Our $A$ should be have degree of precision $5$. We will check that.

Below we compare $A(x^k)$ and $\int_0^\pi x^k~dx=\frac{1}{k+1}\pi^{k+1}$ for values of $k \leq 6$.

In [13]:
for k in range(7):
approx = A(lambda x: x**k)
exact = m.pi**(k+1) / (k+1)
print("For x^{}, our approximation is {} and the exact value is {}.".format(k, approx, exact))
print("The error was {}".format(approx-exact))

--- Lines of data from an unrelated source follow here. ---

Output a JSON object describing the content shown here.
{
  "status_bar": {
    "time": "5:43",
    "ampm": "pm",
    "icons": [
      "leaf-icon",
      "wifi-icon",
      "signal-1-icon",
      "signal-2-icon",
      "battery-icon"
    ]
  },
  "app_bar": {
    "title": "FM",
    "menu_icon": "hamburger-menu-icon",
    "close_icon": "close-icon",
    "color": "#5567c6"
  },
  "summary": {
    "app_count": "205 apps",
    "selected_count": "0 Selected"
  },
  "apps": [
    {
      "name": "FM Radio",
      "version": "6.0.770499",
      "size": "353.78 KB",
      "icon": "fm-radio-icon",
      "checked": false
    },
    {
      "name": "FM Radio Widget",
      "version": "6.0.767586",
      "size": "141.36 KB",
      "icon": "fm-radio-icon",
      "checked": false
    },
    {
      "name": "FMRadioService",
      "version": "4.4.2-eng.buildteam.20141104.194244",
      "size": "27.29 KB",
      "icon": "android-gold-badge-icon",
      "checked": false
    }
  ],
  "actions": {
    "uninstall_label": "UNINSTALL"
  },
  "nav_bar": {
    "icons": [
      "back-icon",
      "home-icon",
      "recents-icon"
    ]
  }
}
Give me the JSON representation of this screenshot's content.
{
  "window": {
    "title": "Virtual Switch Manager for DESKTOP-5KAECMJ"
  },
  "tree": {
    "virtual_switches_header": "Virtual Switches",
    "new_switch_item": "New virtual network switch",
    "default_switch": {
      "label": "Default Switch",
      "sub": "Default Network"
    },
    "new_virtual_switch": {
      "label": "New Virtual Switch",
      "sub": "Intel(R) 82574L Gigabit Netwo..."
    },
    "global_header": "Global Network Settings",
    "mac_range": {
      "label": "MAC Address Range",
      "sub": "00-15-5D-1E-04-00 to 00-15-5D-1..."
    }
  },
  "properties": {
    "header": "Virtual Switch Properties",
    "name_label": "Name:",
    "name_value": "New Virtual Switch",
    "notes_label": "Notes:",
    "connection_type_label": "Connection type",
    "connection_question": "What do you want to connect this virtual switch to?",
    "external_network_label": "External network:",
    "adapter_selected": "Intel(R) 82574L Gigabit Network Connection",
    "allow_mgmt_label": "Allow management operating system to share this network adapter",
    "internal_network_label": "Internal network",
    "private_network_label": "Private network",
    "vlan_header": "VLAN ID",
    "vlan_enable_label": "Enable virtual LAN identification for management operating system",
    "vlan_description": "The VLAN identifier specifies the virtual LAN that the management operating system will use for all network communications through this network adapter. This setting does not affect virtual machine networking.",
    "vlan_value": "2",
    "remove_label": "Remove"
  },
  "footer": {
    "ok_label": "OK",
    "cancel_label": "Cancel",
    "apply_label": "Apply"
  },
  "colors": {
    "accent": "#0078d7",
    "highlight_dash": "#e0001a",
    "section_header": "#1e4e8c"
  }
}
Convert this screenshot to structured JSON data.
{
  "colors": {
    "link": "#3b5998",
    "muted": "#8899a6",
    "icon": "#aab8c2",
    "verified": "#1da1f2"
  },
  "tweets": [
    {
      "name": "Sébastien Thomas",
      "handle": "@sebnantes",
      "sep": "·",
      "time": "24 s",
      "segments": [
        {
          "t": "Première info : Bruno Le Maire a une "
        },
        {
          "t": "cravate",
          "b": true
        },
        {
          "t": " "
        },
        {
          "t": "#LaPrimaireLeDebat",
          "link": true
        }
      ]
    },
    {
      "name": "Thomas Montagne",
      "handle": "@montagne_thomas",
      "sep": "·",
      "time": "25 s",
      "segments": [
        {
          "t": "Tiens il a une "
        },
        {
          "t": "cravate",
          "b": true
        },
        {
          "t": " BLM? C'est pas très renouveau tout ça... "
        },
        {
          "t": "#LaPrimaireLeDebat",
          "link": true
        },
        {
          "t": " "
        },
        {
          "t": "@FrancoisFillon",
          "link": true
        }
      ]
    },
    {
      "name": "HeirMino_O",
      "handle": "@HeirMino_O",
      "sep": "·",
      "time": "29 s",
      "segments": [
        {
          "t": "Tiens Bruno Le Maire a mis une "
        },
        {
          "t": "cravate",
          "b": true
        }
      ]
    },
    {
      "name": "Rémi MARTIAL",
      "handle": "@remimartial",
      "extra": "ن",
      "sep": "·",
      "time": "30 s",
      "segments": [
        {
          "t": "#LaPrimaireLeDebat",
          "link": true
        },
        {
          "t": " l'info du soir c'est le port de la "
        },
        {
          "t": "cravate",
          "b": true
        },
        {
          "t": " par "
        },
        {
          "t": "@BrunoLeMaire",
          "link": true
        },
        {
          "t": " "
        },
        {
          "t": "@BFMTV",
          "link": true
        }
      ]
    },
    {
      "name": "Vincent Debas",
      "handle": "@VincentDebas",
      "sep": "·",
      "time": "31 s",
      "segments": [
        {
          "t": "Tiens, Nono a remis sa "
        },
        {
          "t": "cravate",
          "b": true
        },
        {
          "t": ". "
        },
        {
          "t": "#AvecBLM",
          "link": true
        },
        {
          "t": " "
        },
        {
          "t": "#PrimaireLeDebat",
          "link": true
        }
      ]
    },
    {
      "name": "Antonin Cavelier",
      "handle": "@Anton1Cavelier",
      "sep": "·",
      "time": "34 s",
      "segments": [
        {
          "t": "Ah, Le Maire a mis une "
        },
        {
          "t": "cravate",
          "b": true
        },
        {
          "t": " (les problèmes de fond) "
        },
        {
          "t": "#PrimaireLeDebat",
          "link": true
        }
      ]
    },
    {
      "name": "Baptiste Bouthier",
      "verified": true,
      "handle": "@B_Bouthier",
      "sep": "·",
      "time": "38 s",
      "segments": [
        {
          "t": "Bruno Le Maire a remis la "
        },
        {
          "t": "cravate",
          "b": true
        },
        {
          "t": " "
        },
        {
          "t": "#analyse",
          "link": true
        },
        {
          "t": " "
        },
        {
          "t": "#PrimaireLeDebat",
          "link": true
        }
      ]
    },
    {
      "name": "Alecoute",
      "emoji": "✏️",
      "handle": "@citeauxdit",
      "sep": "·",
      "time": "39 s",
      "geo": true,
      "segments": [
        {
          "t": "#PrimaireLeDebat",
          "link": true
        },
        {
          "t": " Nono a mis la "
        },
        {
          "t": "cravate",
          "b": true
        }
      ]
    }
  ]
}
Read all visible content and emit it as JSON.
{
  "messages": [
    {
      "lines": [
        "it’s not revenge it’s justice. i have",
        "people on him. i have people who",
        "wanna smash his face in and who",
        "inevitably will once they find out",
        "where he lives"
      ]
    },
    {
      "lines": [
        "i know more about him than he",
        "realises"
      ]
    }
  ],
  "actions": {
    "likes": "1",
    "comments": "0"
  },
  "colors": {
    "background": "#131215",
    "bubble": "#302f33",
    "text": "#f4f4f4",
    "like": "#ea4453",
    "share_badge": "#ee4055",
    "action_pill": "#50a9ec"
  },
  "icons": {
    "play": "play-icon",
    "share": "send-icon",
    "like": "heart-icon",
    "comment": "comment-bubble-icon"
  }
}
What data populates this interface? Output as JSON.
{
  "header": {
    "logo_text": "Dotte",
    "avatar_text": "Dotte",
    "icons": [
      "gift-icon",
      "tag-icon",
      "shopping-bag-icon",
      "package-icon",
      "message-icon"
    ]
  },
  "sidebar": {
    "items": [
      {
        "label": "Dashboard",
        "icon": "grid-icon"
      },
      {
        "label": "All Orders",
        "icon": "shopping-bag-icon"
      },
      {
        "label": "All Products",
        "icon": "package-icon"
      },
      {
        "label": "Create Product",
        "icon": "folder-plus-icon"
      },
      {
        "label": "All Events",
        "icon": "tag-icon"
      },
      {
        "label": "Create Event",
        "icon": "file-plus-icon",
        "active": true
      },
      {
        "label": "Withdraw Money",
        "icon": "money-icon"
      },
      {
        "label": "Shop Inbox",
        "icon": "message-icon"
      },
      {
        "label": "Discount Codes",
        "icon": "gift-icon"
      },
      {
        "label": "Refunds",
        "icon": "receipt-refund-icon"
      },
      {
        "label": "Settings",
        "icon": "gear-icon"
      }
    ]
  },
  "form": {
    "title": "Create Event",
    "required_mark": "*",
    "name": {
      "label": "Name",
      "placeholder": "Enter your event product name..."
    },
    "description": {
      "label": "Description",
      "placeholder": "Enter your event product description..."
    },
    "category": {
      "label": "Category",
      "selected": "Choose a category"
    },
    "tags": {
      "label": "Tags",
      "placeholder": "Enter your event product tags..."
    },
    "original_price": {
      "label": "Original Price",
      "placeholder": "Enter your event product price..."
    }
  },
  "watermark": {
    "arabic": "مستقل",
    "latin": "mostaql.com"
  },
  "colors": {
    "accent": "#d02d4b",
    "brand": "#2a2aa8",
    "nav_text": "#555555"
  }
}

For x^0, our approximation is 3.141592653589793 and the exact value is 3.141592653589793.
The error was 0.0
For x^1, our approximation is 4.934802200544679 and the exact value is 4.934802200544679.
The error was 0.0
For x^2, our approximation is 10.335425560099939 and the exact value is 10.335425560099939.
The error was 0.0
For x^3, our approximation is 24.352272758500604 and the exact value is 24.352272758500604.
The error was 0.0
For x^4, our approximation is 61.20393695705627 and the exact value is 61.203936957056285.
The error was -1.4210854715202004e-14
For x^5, our approximation is 160.23153226255067 and the exact value is 160.2315322625507.
The error was -2.842170943040401e-14
For x^6, our approximation is 430.39178495819266 and the exact value is 431.4704611109702.
The error was -1.0786761527775184


It seems clear that it was exact up to degree $5$ (with non-zero values of the order $10^{-14}$ probably coming from errors in floating point arithmetic.) The degree $6$ error of about $1$ indicates that our formula is not exact for polynomials of degree $6$, which we expect.